Conclusa nel 1943 l’esperienza romana, trascorse gli ultimi anni della guerra a Firenze, e dopo la liberazione contribuì alla rinascita culturale della città dirigendo una stagione d’opera e il Requiem di Verdi in S. Croce. Tornato a Roma nell’estate del 1946 registrò la colonna sonora del film Rigoletto di Gallone e fino al maggio del 1947 fu alla Scala per otto allestimenti, fra i quali la prima italiana in forma scenica del Peter Grimes di Benjamin Britten. Insanabili divergenze con il sovrintendente Antonio Ghiringhelli lo spinsero a troncare bruscamente i rapporti con il teatro milanese e a tornarvi in seguito solo per registrarvi dei dischi. Nell’agosto del 1947 all’Arena di Verona diresse La Gioconda che segnò il debutto italiano di Maria Callas. Riconosciutone l’eccezionale talento, fra il 1947 e il 1951 la fece debuttare in Tristano e Isotta, Aida, Norma, La valchiria, I puritani, Parsifal e La traviata, stabilendo con lei una collaborazione destinata a durare fino al 1960 anche per registrazioni radiofoniche e discografiche. A Firenze ripropose Olimpia di Gaspare Spontini (1950), Armida (1952), Tancredi (1952) e La donna del lago (1958) di Rossini, e nel 1956 diresse Perséphone di Stravinskij in prima italiana a Palermo. Nel 1951 fu per l’ultima volta in Sud America, nel 1952 alla New York City Opera, fra il 1955 e il 1958 a Chicago e nel 1959 a Londra con la Lucia di Lammermoor che impose Joan Sutherland all’attenzione internazionale.

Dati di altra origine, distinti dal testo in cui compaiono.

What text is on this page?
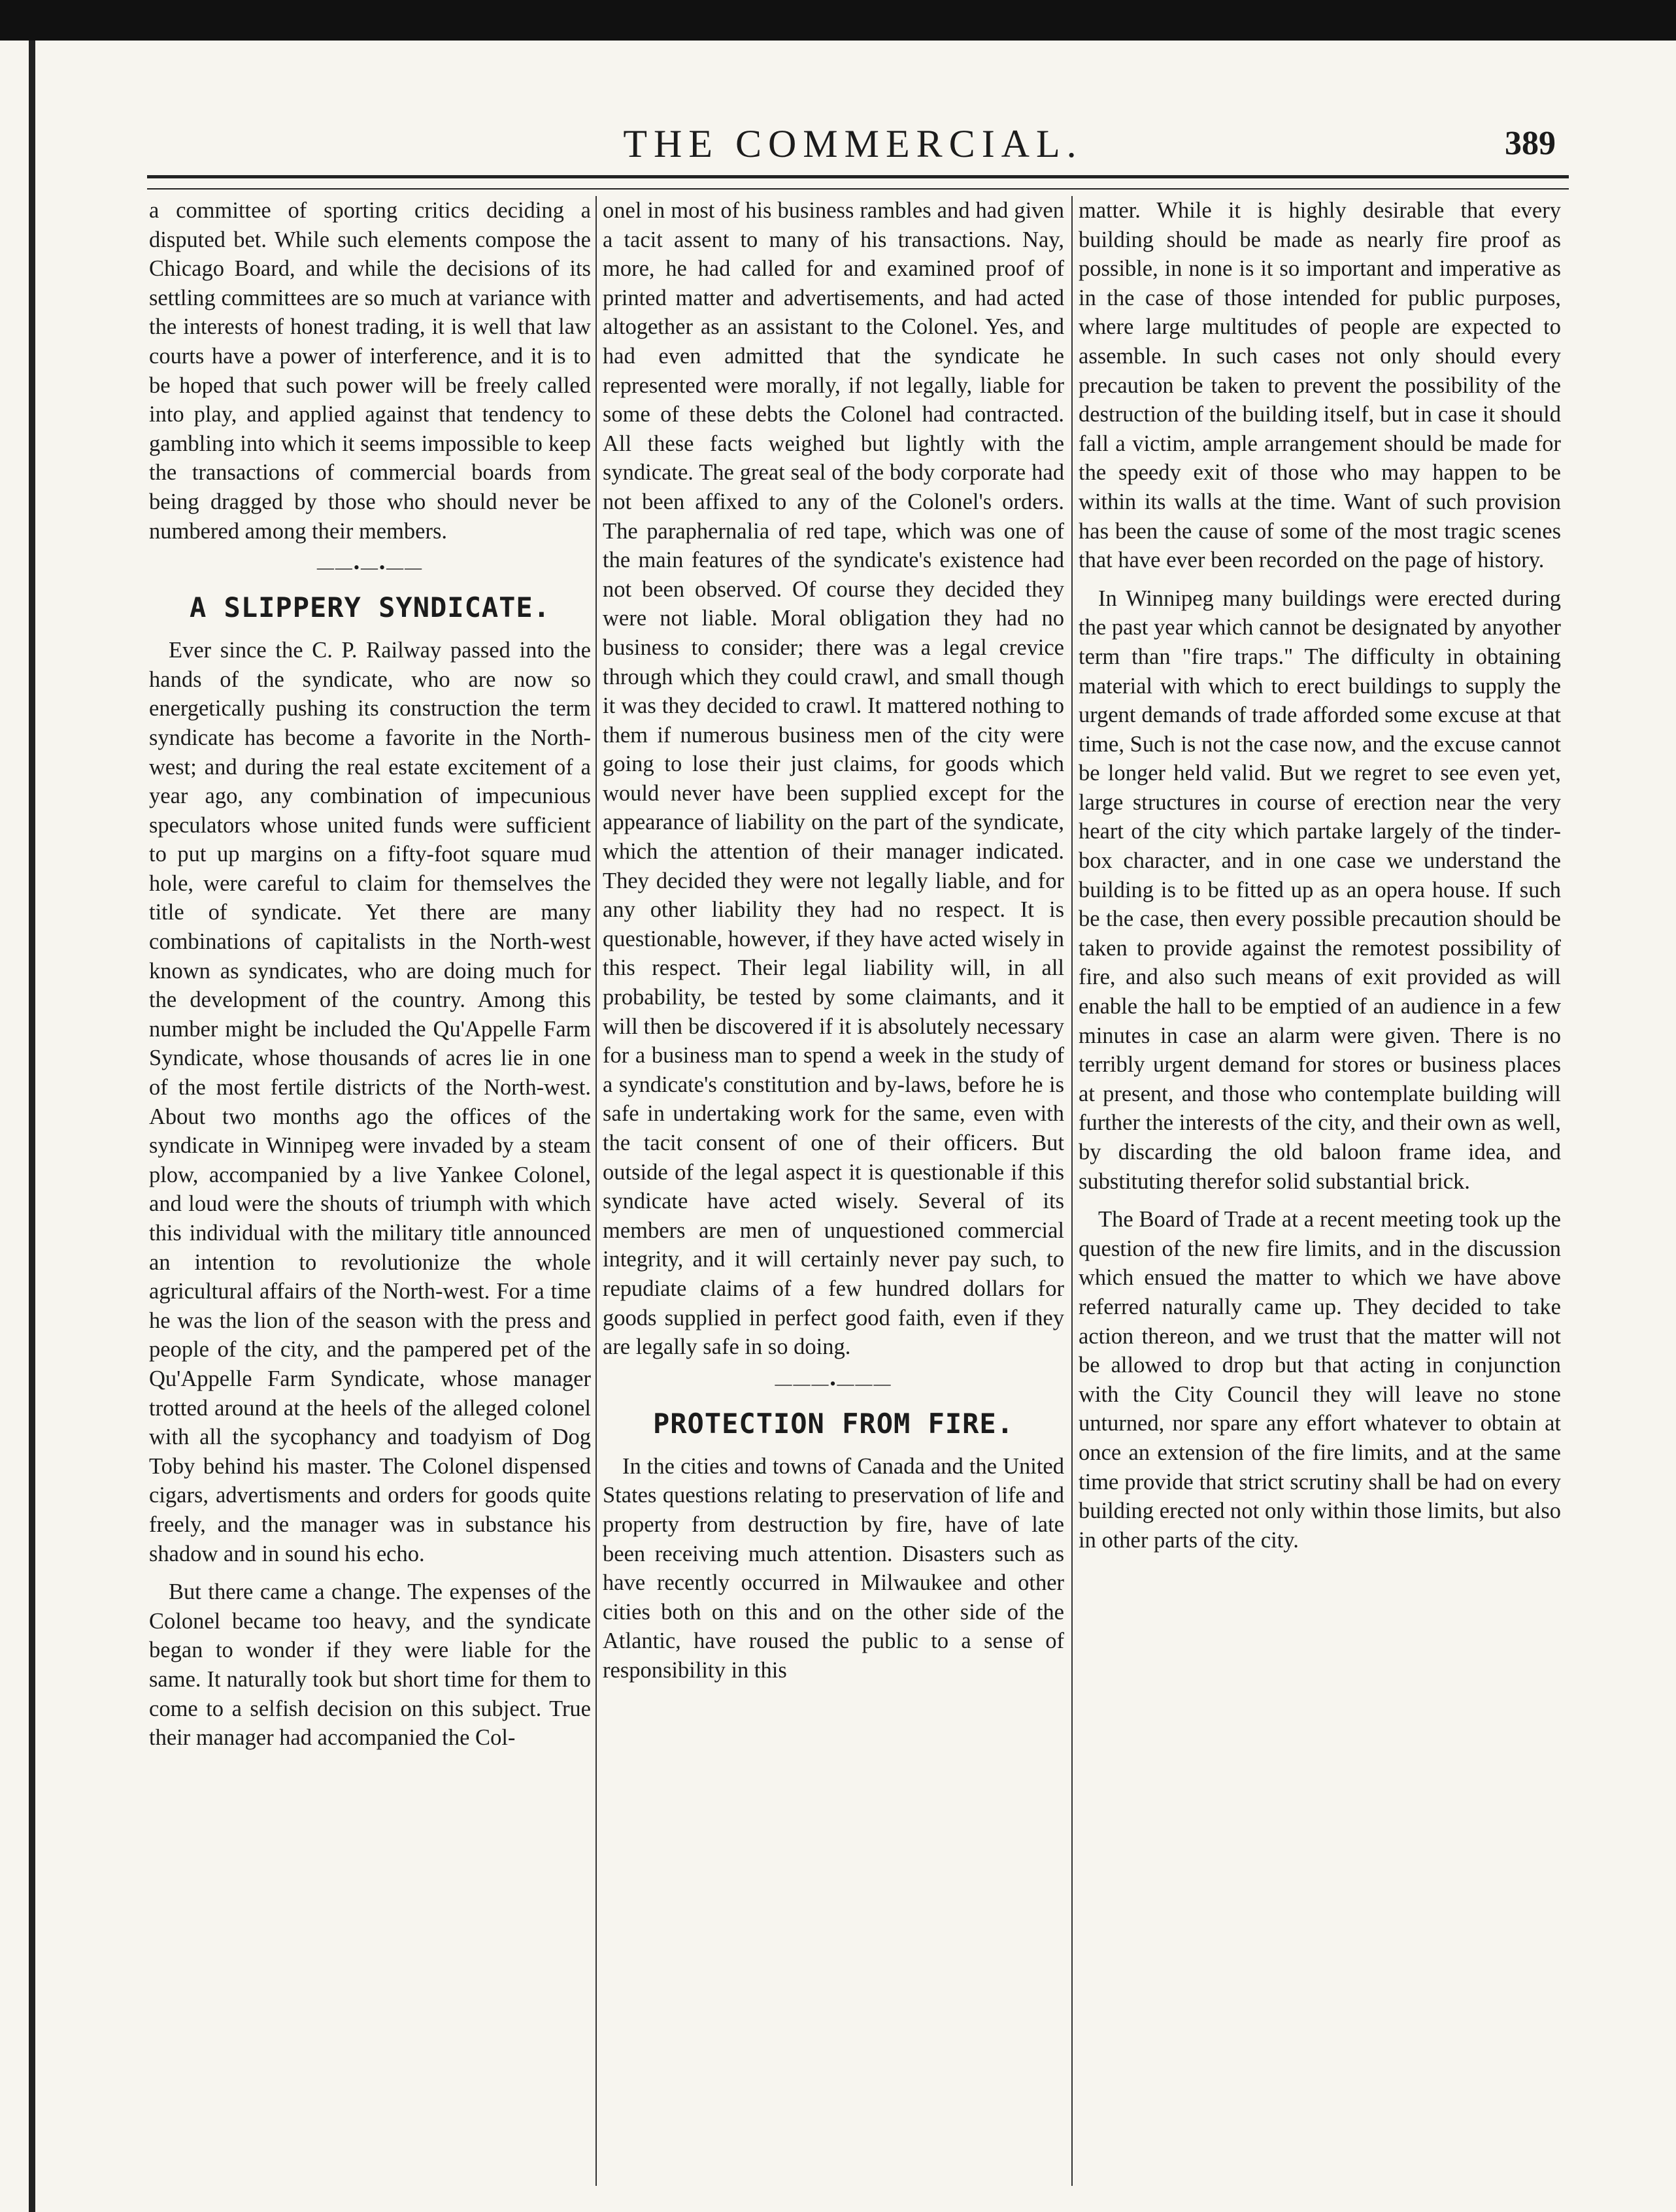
THE COMMERCIAL.	389

a committee of sporting critics deciding a disputed bet. While such elements compose the Chicago Board, and while the decisions of its settling committees are so much at variance with the interests of honest trading, it is well that law courts have a power of interference, and it is to be hoped that such power will be freely called into play, and applied against that tendency to gambling into which it seems impossible to keep the transactions of commercial boards from being dragged by those who should never be numbered among their members.

——•—•——
A SLIPPERY SYNDICATE.

Ever since the C. P. Railway passed into the hands of the syndicate, who are now so energetically pushing its construction the term syndicate has become a favorite in the North-west; and during the real estate excitement of a year ago, any combination of impecunious speculators whose united funds were sufficient to put up margins on a fifty-foot square mud hole, were careful to claim for themselves the title of syndicate. Yet there are many combinations of capitalists in the North-west known as syndicates, who are doing much for the development of the country. Among this number might be included the Qu'Appelle Farm Syndicate, whose thousands of acres lie in one of the most fertile districts of the North-west. About two months ago the offices of the syndicate in Winnipeg were invaded by a steam plow, accompanied by a live Yankee Colonel, and loud were the shouts of triumph with which this individual with the military title announced an intention to revolutionize the whole agricultural affairs of the North-west. For a time he was the lion of the season with the press and people of the city, and the pampered pet of the Qu'Appelle Farm Syndicate, whose manager trotted around at the heels of the alleged colonel with all the sycophancy and toadyism of Dog Toby behind his master. The Colonel dispensed cigars, advertisments and orders for goods quite freely, and the manager was in substance his shadow and in sound his echo.

But there came a change. The expenses of the Colonel became too heavy, and the syndicate began to wonder if they were liable for the same. It naturally took but short time for them to come to a selfish decision on this subject. True their manager had accompanied the Col-

onel in most of his business rambles and had given a tacit assent to many of his transactions. Nay, more, he had called for and examined proof of printed matter and advertisements, and had acted altogether as an assistant to the Colonel. Yes, and had even admitted that the syndicate he represented were morally, if not legally, liable for some of these debts the Colonel had contracted. All these facts weighed but lightly with the syndicate. The great seal of the body corporate had not been affixed to any of the Colonel's orders. The paraphernalia of red tape, which was one of the main features of the syndicate's existence had not been observed. Of course they decided they were not liable. Moral obligation they had no business to consider; there was a legal crevice through which they could crawl, and small though it was they decided to crawl. It mattered nothing to them if numerous business men of the city were going to lose their just claims, for goods which would never have been supplied except for the appearance of liability on the part of the syndicate, which the attention of their manager indicated. They decided they were not legally liable, and for any other liability they had no respect. It is questionable, however, if they have acted wisely in this respect. Their legal liability will, in all probability, be tested by some claimants, and it will then be discovered if it is absolutely necessary for a business man to spend a week in the study of a syndicate's constitution and by-laws, before he is safe in undertaking work for the same, even with the tacit consent of one of their officers. But outside of the legal aspect it is questionable if this syndicate have acted wisely. Several of its members are men of unquestioned commercial integrity, and it will certainly never pay such, to repudiate claims of a few hundred dollars for goods supplied in perfect good faith, even if they are legally safe in so doing.

———•———
PROTECTION FROM FIRE.

In the cities and towns of Canada and the United States questions relating to preservation of life and property from destruction by fire, have of late been receiving much attention. Disasters such as have recently occurred in Milwaukee and other cities both on this and on the other side of the Atlantic, have roused the public to a sense of responsibility in this

matter. While it is highly desirable that every building should be made as nearly fire proof as possible, in none is it so important and imperative as in the case of those intended for public purposes, where large multitudes of people are expected to assemble. In such cases not only should every precaution be taken to prevent the possibility of the destruction of the building itself, but in case it should fall a victim, ample arrangement should be made for the speedy exit of those who may happen to be within its walls at the time. Want of such provision has been the cause of some of the most tragic scenes that have ever been recorded on the page of history.

In Winnipeg many buildings were erected during the past year which cannot be designated by anyother term than "fire traps." The difficulty in obtaining material with which to erect buildings to supply the urgent demands of trade afforded some excuse at that time, Such is not the case now, and the excuse cannot be longer held valid. But we regret to see even yet, large structures in course of erection near the very heart of the city which partake largely of the tinder-box character, and in one case we understand the building is to be fitted up as an opera house. If such be the case, then every possible precaution should be taken to provide against the remotest possibility of fire, and also such means of exit provided as will enable the hall to be emptied of an audience in a few minutes in case an alarm were given. There is no terribly urgent demand for stores or business places at present, and those who contemplate building will further the interests of the city, and their own as well, by discarding the old baloon frame idea, and substituting therefor solid substantial brick.

The Board of Trade at a recent meeting took up the question of the new fire limits, and in the discussion which ensued the matter to which we have above referred naturally came up. They decided to take action thereon, and we trust that the matter will not be allowed to drop but that acting in conjunction with the City Council they will leave no stone unturned, nor spare any effort whatever to obtain at once an extension of the fire limits, and at the same time provide that strict scrutiny shall be had on every building erected not only within those limits, but also in other parts of the city.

Sollecitato dall’editore Ricordi a controbattere un articolo sulla scarsa dignità testuale delle pubblicazioni di opere italiane (D. Vaughan, Discordanze fra gli autografi verdiani e la loro stampa, in La Scala: rivista dell’opera, 1958, n. 104, pp. 11-15), scrisse con Alceo Toni il saggio Stile, tradizioni e convenzioni del melodramma italiano del Settecento e dell’Ottocento (Milano 1958), che resta uno scrigno autorevole e altamente istruttivo della prassi esecutiva del teatro d’opera nella prima metà del secolo.
Nel 1963 tornò a dirigere Aida a Verona nel 50° anniversario della prima stagione dell’Arena. A Roma il 29 gennaio 1964, pochi giorni dopo aver inciso il suo ultimo disco, fu costretto a sospendere una recita dei Maestri cantori per disturbi alla circolazione. Trascorse gli ultimi anni nella sua casa romana, assistito dalla figlia e dalla nipote Donatella Sabetta.
Morì la mattina del 3 febbraio 1968, per collasso cardiaco. Fu tumulato nel cimitero di Rottanova, provvisoriamente nella tomba della famiglia Moscardo e poi con sepoltura definitiva nel 1979.
In oltre sessant’anni di carriera Tullio Serafin fu uno dei più autorevoli e apprezzati direttori del teatro d’opera. Celebrato scopritore, preparatore e accompagnatore di voci, valorizzò molti giovani cantanti destinati a diventare famosi, e le sue esecuzioni furono sempre contraddistinte da una sapiente accuratezza di concertazione e uno spiccato senso del teatro, volti a raggiungere il massimo equilibrio fra le diverse componenti dello spettacolo nel solco di una radicata tradizione interpretativa.
Fonti e Bibl.: R. Ferrarese, Uomini di Cavarzere, Cavarzere 1974, pp. 7-20; D. Rubboli, T. S.: vita, carriera, scritti inediti, Cavarzere 1979; T. Celli - G. Pugliese, T. S. il patriarca del melodramma, Venezia 1985 (contiene gli appunti autobiografici di Tullio Serafin); C.A. Dillon - M. Selvini, T. S., Milano 1998; N. Sguotti, T. S., il custode del bel canto, Padova 2014.